# New Tournament in Port Mansfield



## TBL (Mar 27, 2012)

I wanted to let everyone know about a new tournament we are putting on this summer. The "GUYS and GILLS" tournament will be held in Port Mansfield Texas on Saturday June 23rd. This is a mixed tournament, in other words each team must have a man and at least one woman.
This is a good opportunity for guys to take their wife, mother, daughter, sister, girlfriend, etc... fishing and have a good time and maybe win some cash. This is strictly an ametuer event and all fees that are collected will be paid out as prize money.

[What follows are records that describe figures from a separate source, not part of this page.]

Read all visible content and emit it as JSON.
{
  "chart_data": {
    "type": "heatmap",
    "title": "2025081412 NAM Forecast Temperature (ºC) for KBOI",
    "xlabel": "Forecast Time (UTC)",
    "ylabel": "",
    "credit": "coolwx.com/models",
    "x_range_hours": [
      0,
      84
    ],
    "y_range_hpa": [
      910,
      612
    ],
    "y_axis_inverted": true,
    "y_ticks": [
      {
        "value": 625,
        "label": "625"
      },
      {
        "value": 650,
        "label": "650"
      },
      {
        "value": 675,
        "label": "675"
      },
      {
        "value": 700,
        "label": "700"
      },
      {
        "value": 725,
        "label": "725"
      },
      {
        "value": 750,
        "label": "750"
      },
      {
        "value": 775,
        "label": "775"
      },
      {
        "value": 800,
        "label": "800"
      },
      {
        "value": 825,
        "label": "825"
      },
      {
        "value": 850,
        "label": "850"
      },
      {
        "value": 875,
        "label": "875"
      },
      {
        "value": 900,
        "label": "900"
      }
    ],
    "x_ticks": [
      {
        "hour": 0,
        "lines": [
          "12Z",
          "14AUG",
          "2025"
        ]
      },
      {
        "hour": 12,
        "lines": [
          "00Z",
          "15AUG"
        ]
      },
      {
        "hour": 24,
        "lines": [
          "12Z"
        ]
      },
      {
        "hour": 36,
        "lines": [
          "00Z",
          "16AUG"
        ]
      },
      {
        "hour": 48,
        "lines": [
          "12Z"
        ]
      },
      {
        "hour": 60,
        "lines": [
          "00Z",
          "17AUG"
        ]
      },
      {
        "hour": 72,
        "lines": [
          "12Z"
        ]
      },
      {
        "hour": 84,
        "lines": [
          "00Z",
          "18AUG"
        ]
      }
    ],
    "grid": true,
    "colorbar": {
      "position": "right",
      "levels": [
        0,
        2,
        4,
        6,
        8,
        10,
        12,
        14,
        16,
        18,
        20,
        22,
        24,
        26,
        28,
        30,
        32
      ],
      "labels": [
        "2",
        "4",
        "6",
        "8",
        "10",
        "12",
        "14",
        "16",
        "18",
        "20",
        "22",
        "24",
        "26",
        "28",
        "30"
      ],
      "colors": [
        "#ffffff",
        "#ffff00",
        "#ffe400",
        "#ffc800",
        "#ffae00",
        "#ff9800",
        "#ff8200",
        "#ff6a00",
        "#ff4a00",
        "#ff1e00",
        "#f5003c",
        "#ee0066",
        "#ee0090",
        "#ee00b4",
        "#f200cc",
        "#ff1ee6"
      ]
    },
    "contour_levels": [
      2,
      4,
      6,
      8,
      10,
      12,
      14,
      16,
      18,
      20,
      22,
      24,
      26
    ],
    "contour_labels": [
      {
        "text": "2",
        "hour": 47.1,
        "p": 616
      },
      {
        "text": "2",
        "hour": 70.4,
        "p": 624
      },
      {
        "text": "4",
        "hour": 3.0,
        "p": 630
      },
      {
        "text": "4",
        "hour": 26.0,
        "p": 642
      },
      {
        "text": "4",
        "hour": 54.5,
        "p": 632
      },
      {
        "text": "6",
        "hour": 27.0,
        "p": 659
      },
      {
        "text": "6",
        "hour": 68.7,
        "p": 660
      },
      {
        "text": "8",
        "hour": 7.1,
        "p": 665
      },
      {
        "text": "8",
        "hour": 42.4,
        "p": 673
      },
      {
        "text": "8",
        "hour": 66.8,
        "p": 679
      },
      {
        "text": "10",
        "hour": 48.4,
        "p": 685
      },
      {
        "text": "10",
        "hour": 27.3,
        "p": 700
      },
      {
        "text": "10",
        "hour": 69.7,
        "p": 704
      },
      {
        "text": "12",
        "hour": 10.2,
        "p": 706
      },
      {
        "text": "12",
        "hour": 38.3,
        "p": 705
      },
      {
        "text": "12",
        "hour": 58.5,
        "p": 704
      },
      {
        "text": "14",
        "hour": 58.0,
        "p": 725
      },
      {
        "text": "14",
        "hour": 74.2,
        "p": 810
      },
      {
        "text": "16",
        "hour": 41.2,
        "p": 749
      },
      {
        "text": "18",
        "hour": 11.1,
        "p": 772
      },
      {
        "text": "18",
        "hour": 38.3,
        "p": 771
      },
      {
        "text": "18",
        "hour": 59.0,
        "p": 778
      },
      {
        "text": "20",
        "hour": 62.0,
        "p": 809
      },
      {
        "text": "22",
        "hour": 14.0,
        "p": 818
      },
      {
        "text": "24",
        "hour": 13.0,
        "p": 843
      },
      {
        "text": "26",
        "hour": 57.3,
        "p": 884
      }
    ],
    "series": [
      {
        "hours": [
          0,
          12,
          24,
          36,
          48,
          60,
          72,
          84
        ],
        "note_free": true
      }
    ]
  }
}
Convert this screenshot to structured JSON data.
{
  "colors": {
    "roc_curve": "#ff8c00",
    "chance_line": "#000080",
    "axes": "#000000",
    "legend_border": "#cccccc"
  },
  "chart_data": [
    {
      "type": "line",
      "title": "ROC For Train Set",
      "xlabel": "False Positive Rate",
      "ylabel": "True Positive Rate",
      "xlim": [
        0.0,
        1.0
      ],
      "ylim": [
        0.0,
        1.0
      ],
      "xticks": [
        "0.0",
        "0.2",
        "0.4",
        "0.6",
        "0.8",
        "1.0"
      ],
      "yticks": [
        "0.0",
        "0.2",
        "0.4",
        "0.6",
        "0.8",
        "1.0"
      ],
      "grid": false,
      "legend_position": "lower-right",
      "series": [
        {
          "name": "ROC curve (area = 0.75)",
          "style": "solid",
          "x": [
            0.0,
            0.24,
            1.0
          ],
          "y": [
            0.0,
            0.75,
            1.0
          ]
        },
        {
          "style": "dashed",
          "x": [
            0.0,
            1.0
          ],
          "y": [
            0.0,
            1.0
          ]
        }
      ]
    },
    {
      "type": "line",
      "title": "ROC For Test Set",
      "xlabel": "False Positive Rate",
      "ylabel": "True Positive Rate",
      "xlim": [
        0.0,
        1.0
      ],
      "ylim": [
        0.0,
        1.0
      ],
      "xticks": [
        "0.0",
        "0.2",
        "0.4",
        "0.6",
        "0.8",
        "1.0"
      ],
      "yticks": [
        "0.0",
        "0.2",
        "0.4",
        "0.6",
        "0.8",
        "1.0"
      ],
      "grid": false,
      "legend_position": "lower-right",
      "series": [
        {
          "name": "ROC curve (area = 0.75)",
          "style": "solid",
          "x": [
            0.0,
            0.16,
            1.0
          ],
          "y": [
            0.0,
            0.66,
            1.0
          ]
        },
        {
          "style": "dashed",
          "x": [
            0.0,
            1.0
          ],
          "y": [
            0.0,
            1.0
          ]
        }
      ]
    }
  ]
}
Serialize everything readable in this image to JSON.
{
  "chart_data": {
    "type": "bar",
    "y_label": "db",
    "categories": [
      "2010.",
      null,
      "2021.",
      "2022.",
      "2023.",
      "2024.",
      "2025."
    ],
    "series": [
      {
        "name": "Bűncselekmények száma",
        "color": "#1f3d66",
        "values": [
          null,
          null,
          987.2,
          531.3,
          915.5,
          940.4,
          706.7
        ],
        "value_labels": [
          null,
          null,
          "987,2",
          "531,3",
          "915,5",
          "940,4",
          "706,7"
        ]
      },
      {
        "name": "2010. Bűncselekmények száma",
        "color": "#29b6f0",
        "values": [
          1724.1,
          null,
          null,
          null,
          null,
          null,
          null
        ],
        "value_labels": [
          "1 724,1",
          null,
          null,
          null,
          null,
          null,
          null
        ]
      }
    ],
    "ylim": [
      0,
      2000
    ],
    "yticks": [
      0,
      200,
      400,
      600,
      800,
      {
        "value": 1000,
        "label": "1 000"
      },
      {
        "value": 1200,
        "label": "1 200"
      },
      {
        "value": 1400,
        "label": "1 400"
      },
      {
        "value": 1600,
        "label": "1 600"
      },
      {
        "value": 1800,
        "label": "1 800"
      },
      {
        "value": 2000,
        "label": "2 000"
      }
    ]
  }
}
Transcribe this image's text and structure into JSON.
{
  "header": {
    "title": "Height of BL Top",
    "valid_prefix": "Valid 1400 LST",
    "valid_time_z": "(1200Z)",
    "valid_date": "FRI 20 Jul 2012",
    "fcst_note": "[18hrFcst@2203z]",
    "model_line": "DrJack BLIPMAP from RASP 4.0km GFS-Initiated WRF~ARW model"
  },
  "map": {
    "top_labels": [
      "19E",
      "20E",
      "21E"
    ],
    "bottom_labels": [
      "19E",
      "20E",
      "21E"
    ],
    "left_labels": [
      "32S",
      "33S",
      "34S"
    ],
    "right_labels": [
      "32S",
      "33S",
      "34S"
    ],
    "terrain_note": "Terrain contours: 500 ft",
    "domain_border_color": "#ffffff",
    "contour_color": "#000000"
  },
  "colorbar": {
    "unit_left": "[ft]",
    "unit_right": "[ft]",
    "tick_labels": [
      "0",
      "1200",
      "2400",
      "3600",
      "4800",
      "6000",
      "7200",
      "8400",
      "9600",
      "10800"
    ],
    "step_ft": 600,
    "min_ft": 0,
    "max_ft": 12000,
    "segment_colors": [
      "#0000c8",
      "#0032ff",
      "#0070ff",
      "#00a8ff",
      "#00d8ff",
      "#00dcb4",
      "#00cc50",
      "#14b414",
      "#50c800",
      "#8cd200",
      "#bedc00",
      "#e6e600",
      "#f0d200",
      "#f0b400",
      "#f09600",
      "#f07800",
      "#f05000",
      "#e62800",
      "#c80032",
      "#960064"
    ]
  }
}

This tournament will be a hoot. We all know how competitive the ladies can be! I have attached a flyer and the tournament rules for you to check out. We hope to see a lot of new faces this year. Please let me know if anyone needs more info.

TBL


----------



## lehjr88 (Aug 15, 2005)

*Tournament in PM*

Is this tournament still on?


----------



## TBL (Mar 27, 2012)

The Guys and Gills tournament is definately on. There is a dozen or so teams already commited and I hope to get at least a dozen more before start date. This will be a good time. Lots of friends and families competing. Let me know if you need more info.
TBL


----------



## TBL (Mar 27, 2012)

*Guys and Gills tournament*

If any 2Coolers plan to fish this tournament please send me a PM to let me know so I can make sure we are prepared for the turn out.
Thanks
TBL


----------